Son yıllarda ülkemizde kadına ve hayvana yönelik şiddetin hızla arttığına şahit oluyoruz. Bu şiddet, yalnızca fiziksel zarardan ibaret değil; insanlığımızı, vicdanımızı ve toplumsal değerlerimizi de derinden yaralayan bir durum haline geldiğini düşünüyorum.
İstanbul Büyükçekmece’de yaşanan son olayda şiddetin ne duruma geldiğini bize açıkça gösteriyor. Altı çocuk, başka bir çocuğa bir saat boyunca işkence etti. Peki, bu çocukların içinde biriken öfke nereden geliyor?

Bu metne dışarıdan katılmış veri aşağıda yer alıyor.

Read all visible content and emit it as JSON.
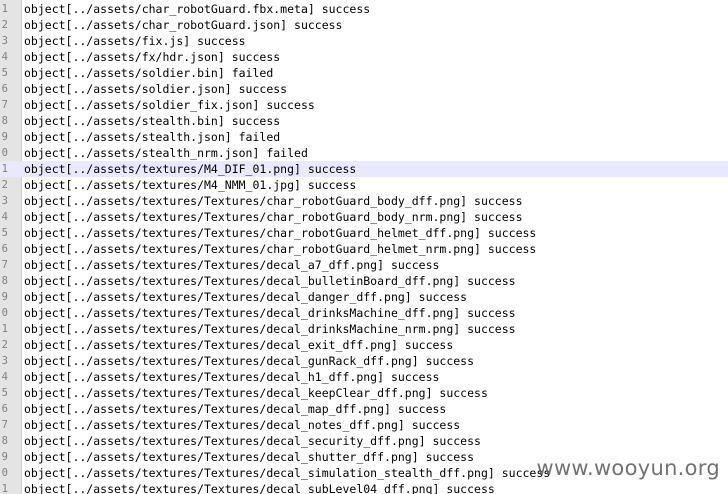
{
  "editor": {
    "lines": [
      {
        "num": "1",
        "text": "object[../assets/char_robotGuard.fbx.meta] success"
      },
      {
        "num": "2",
        "text": "object[../assets/char_robotGuard.json] success"
      },
      {
        "num": "3",
        "text": "object[../assets/fix.js] success"
      },
      {
        "num": "4",
        "text": "object[../assets/fx/hdr.json] success"
      },
      {
        "num": "5",
        "text": "object[../assets/soldier.bin] failed"
      },
      {
        "num": "6",
        "text": "object[../assets/soldier.json] success"
      },
      {
        "num": "7",
        "text": "object[../assets/soldier_fix.json] success"
      },
      {
        "num": "8",
        "text": "object[../assets/stealth.bin] success"
      },
      {
        "num": "9",
        "text": "object[../assets/stealth.json] failed"
      },
      {
        "num": "0",
        "text": "object[../assets/stealth_nrm.json] failed"
      },
      {
        "num": "1",
        "text": "object[../assets/textures/M4_DIF_01.png] success"
      },
      {
        "num": "2",
        "text": "object[../assets/textures/M4_NMM_01.jpg] success"
      },
      {
        "num": "3",
        "text": "object[../assets/textures/Textures/char_robotGuard_body_dff.png] success"
      },
      {
        "num": "4",
        "text": "object[../assets/textures/Textures/char_robotGuard_body_nrm.png] success"
      },
      {
        "num": "5",
        "text": "object[../assets/textures/Textures/char_robotGuard_helmet_dff.png] success"
      },
      {
        "num": "6",
        "text": "object[../assets/textures/Textures/char_robotGuard_helmet_nrm.png] success"
      },
      {
        "num": "7",
        "text": "object[../assets/textures/Textures/decal_a7_dff.png] success"
      },
      {
        "num": "8",
        "text": "object[../assets/textures/Textures/decal_bulletinBoard_dff.png] success"
      },
      {
        "num": "9",
        "text": "object[../assets/textures/Textures/decal_danger_dff.png] success"
      },
      {
        "num": "0",
        "text": "object[../assets/textures/Textures/decal_drinksMachine_dff.png] success"
      },
      {
        "num": "1",
        "text": "object[../assets/textures/Textures/decal_drinksMachine_nrm.png] success"
      },
      {
        "num": "2",
        "text": "object[../assets/textures/Textures/decal_exit_dff.png] success"
      },
      {
        "num": "3",
        "text": "object[../assets/textures/Textures/decal_gunRack_dff.png] success"
      },
      {
        "num": "4",
        "text": "object[../assets/textures/Textures/decal_h1_dff.png] success"
      },
      {
        "num": "5",
        "text": "object[../assets/textures/Textures/decal_keepClear_dff.png] success"
      },
      {
        "num": "6",
        "text": "object[../assets/textures/Textures/decal_map_dff.png] success"
      },
      {
        "num": "7",
        "text": "object[../assets/textures/Textures/decal_notes_dff.png] success"
      },
      {
        "num": "8",
        "text": "object[../assets/textures/Textures/decal_security_dff.png] success"
      },
      {
        "num": "9",
        "text": "object[../assets/textures/Textures/decal_shutter_dff.png] success"
      },
      {
        "num": "0",
        "text": "object[../assets/textures/Textures/decal_simulation_stealth_dff.png] success"
      },
      {
        "num": "1",
        "text": "object[../assets/textures/Textures/decal_subLevel04_dff.png] success"
      }
    ],
    "current_line_index": 10
  },
  "watermark": "www.wooyun.org",
  "colors": {
    "gutter": "#e4e4e4",
    "current_line": "#e8e8ff",
    "text": "#000000",
    "line_number": "#808080"
  }
}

Şiddetin toplumumuzda bu denli yaygın hale gelmesinin nedenlerinden biri, şiddetin medya ve sosyal medya üzerinden normalleştirilmesidir. Televizyon dizilerinden, haber programlarına kadar pek çok medya organı, şiddeti bir çözüm yolu olarak sunmakta. Günlük yaşamda yaşanan sorunlar, çatışmalar ve öfkeler, şiddetle çözülmeye çalışılıyor ve bu durum sürekli göz önünde tutuluyor.
Toplumda artan şiddetin bir diğer nedeni ise aile yapısındaki bozulmalardır. Çünkü aile ilk eğitim aldığımız yerlerdir. Artan boşanmalar, ekonomik zorluklar, aile içi şiddet, çocuklara yeteri kadar vakit ayırılmaması, gibi sorunlar, çocukların sağlıklı bir şekilde büyümesini engelliyor. Sevgi ve anlayıştan uzak büyüyen çocuklar, kendilerini ifade edemediklerinde öfkeye başvuruyorlar.
Bir diğer önemli nokta ise sosyal medya…
Şiddet içerikli videoların hızla yayılması, bu tür içeriklere kolayca erişilebilmesi ve bu videoların paylaşılması, çocuklar üzerinde olumsuz etkiler bırakıyor. Şiddet içeren videolar, gençler arasında popüler hale geliyor ve bir güç sembolü olarak görülüyor. Dolayısıyla şiddet sarmalı da hızlıca yayılıyor.
Toplumda şiddete karşı verilen tepki de oldukça zayıf… Pek çok kişi, şiddetin farkında olmasına rağmen, ya sessiz kalmayı tercih ediyor ya da olayı olağan bir durum olarak değerlendiriyor. Bu da şiddetin artmasına zemin hazırlıyor.
Şiddete karşı toplumda güçlü bir duruş sergilenmediği sürece, bu tür olayların önüne geçmek zor olacaktır.
Bu yüzden, şiddetin kök nedenlerine inmek ve bu sorunlarla yüzleşmek zorundayız.